Marble lobby, Camellias at five, Gabrielle for dinner — and a rooftop bar that finally gave Charleston a skyline.
"The most architecturally ambitious hotel of Charleston's last decade — and the rooftop bar that finally gave the city a skyline."
Hotel Bennett opened in 2019 as the first ground-up luxury build on Marion Square in a generation, and it remains the most architecturally ambitious hotel of Charleston's last decade. The Beaux-Arts envelope was designed for the square it overlooks rather than imposed upon it: limestone columns, arched windows, and a domed corner that holds its own next to the Citadel green and the spires of King Street's churches. Step inside and the register holds. The marble lobby — proper white marble floors, double staircase, crystal chandeliers, hand-painted murals — is the most formal arrival sequence of any hotel in the Lowcountry.
There are 179 rooms and suites across seven floors, sized generously by the standards of historic-Charleston conversions. The upper-floor accommodations facing Marion Square deliver the defining view: live oaks of the historic green, the steeple of St. Matthew's Lutheran across the way, and the harbour beyond. Corner Marion Square Suites are the rooms to request for a milestone — sitting rooms, soaking tubs, and balconies that turn the city into a stage. Every room has the marble bathroom, the Frette linens, and the in-room minibar curated by the food and beverage team that the rate implies.
The food and beverage operation is what has built Bennett's reputation. Camellias, the all-pink champagne bar off the lobby, has become the most photographed corner of any hotel in the city — a daily 5pm ritual where a member of staff opens a bottle with a sabre and pours the first glass for whoever is in the room. La Patisserie, the street-level café and bakery on King, is where Charleston goes for properly French viennoiserie and the city's most serious croissant. Gabrielle, the hotel's main dining room, runs a French menu that takes the discipline seriously — sauce work, classical service, a wine list that runs deep on Burgundy. Sunday brunch at Gabrielle is, by general consensus, one of the best in the South.

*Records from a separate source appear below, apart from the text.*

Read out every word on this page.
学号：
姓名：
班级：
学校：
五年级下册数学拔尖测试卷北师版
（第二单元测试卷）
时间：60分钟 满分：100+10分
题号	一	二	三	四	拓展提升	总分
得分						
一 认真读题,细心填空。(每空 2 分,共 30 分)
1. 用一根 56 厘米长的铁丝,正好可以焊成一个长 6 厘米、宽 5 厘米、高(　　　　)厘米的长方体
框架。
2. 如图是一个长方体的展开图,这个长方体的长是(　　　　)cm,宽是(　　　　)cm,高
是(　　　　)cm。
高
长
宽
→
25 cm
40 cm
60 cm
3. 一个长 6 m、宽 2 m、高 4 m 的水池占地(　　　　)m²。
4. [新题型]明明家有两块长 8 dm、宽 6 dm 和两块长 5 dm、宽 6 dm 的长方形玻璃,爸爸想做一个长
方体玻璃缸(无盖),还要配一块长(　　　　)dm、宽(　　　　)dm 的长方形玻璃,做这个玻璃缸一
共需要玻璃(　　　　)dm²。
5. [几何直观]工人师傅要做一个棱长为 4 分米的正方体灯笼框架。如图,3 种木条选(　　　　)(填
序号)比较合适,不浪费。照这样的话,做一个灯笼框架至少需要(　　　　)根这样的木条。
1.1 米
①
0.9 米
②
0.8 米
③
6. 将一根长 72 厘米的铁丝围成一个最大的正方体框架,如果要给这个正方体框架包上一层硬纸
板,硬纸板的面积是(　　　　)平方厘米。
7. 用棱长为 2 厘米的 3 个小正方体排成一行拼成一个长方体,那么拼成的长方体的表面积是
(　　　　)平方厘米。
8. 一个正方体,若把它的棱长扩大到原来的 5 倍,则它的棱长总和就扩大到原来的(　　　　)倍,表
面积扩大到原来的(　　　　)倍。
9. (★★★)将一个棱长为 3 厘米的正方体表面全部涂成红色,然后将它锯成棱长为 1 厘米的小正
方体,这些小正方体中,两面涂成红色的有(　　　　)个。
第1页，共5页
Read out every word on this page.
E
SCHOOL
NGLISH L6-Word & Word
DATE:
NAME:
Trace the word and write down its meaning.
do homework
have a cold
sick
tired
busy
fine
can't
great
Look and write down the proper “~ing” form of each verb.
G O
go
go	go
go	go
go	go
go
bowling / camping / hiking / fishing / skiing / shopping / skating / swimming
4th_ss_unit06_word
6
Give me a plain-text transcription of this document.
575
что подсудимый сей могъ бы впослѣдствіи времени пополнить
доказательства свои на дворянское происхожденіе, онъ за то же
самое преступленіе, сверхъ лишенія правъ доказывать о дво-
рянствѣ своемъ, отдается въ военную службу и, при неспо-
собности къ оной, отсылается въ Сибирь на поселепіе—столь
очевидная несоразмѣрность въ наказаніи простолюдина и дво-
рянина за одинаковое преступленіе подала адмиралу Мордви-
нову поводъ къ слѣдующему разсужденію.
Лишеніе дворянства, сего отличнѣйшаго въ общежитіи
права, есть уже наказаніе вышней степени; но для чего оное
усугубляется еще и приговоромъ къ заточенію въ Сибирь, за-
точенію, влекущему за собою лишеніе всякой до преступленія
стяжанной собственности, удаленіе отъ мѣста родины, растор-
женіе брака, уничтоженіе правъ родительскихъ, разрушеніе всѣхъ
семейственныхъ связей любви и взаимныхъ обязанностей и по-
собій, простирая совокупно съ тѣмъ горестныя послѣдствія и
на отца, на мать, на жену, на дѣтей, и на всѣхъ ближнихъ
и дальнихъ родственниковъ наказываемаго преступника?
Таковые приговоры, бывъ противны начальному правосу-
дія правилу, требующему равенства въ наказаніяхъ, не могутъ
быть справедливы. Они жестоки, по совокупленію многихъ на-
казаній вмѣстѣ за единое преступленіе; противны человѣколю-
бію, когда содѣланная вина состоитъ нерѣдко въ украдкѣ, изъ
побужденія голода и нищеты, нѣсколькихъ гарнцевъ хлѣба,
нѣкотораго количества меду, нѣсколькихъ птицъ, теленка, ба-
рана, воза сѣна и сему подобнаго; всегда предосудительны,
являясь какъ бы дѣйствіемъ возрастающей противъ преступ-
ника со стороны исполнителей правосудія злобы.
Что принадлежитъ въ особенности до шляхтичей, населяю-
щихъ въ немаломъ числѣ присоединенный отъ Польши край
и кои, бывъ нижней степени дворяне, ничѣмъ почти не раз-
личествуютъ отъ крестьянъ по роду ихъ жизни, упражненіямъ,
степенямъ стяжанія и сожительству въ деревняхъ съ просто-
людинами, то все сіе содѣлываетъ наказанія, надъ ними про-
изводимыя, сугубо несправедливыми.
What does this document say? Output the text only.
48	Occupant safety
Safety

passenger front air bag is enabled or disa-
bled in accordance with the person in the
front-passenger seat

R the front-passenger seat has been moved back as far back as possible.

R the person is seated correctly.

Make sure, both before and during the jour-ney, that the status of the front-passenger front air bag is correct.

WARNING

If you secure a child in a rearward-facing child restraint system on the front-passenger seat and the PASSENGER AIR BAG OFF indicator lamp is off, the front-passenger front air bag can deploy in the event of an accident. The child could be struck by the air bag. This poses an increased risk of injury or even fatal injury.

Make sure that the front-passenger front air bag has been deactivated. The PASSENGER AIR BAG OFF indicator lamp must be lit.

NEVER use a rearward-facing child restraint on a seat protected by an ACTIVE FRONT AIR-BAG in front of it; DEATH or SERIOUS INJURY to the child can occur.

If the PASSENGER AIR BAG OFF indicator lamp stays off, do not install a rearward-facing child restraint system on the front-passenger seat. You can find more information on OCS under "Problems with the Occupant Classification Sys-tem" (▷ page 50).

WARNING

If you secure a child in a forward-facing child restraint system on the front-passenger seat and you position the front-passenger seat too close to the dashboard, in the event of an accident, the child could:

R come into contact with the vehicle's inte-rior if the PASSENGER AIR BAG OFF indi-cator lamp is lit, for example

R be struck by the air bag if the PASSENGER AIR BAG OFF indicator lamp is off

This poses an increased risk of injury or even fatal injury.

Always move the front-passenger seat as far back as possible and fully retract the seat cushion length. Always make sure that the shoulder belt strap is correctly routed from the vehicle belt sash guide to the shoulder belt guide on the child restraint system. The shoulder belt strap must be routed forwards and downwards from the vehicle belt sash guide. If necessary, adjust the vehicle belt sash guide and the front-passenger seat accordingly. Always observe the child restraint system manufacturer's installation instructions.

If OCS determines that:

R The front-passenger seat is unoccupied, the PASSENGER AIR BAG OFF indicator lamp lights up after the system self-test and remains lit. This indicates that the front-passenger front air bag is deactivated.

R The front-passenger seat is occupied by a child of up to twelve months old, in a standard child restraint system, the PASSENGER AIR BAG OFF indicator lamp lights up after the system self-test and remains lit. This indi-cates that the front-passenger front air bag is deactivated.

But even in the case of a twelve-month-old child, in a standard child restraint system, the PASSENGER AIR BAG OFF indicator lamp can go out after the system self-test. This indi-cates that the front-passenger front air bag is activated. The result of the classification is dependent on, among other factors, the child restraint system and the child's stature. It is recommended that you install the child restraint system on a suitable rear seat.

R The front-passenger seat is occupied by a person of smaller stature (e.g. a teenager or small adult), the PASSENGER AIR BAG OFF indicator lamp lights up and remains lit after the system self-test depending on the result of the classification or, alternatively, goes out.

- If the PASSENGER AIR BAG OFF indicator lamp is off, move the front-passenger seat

The rooftop is the move that finally gave the city a skyline. Charleston's height limits and historic-district rules mean that almost no rooftop bar in town has a real view; Bennett's seventh-floor terrace, set above the Beaux-Arts cornice, looks straight onto the dome of the Charleston County courthouse, the steeples of St. Philip's and St. Michael's, the spread of King Street's rooflines, and the harbour at sundown. It is one of the very few rooftop bars in Charleston with a genuine skyline view, and the only one that comes with table service and a proper cocktail list. Reserve for sunset on a clear evening and you will not need to plan dinner anywhere else.
Spa Bennett is small but exceptionally well-run — couples massage suites, proper steam, and a hairstylist who can manage a same-day blow-out before dinner. Marion Square sits at the top of King Street's shopping spine, which means the antique stores of lower King, the shops of upper King, the College of Charleston, and the Visitors Center are all walkable in different directions; for a business stay the proximity to the Charleston Gaillard Center, the conference circuit, and the airport (15 minutes by car) makes Bennett the most event-driven luxury address in the city. Choose Bennett for the milestone stay where the public rooms have to perform; choose Belmond for the lower-King stroll.
Bennett is Charleston's anniversary hotel without serious competition. Book a Marion Square Suite for the balcony view, time check-in for 4:30pm so you arrive at Camellias for the 5pm sabering, and book Gabrielle for the night you mark the date itself. The rooftop at sundown is the better post-dinner move than the lobby bar. Spa Bennett's couples package is the right scale for a marker stay — not so elaborate that it overwhelms the day, not so brief that it feels perfunctory. Mention the anniversary at booking and the staff handle the rest with the right amount of restraint.
For Charleston honeymoons, Bennett delivers the formality the city is still good at — Camellias for the post-ceremony champagne, Gabrielle for the first married Sunday brunch, the rooftop pool and bar for the long afternoon. Request a Marion Square Suite or upgrade to a corner suite with a balcony. The concierge will line up a horse-drawn carriage tour, dinner reservations at Husk and FIG that are not bookable from out of town, and the day-trip to Boone Hall or Middleton Place. The hotel's quiet, formal register reads as romantic without trying to.
For business travel, Bennett is the most credible luxury address in Charleston. The function rooms — a proper ballroom, several boardrooms, and the rooftop for a private cocktail — are what the city's law firms, family offices, and corporate offsites use when the meeting actually has to land. The Marion Square location is a 15-minute car to Charleston International, walking distance to the Gaillard Center, and steps from King Street for client dinners. La Patisserie handles the breakfast meeting; Gabrielle's bar handles the post-meeting drink. Wi-Fi is fast, desks are full-size, and check-in is reliably efficient.
Rates checked May 2026. Price may vary by date.
Hotel Bennett is the city's most architecturally ambitious luxury address — Camellias at five, Gabrielle for dinner, the rooftop bar that finally gave Charleston a skyline.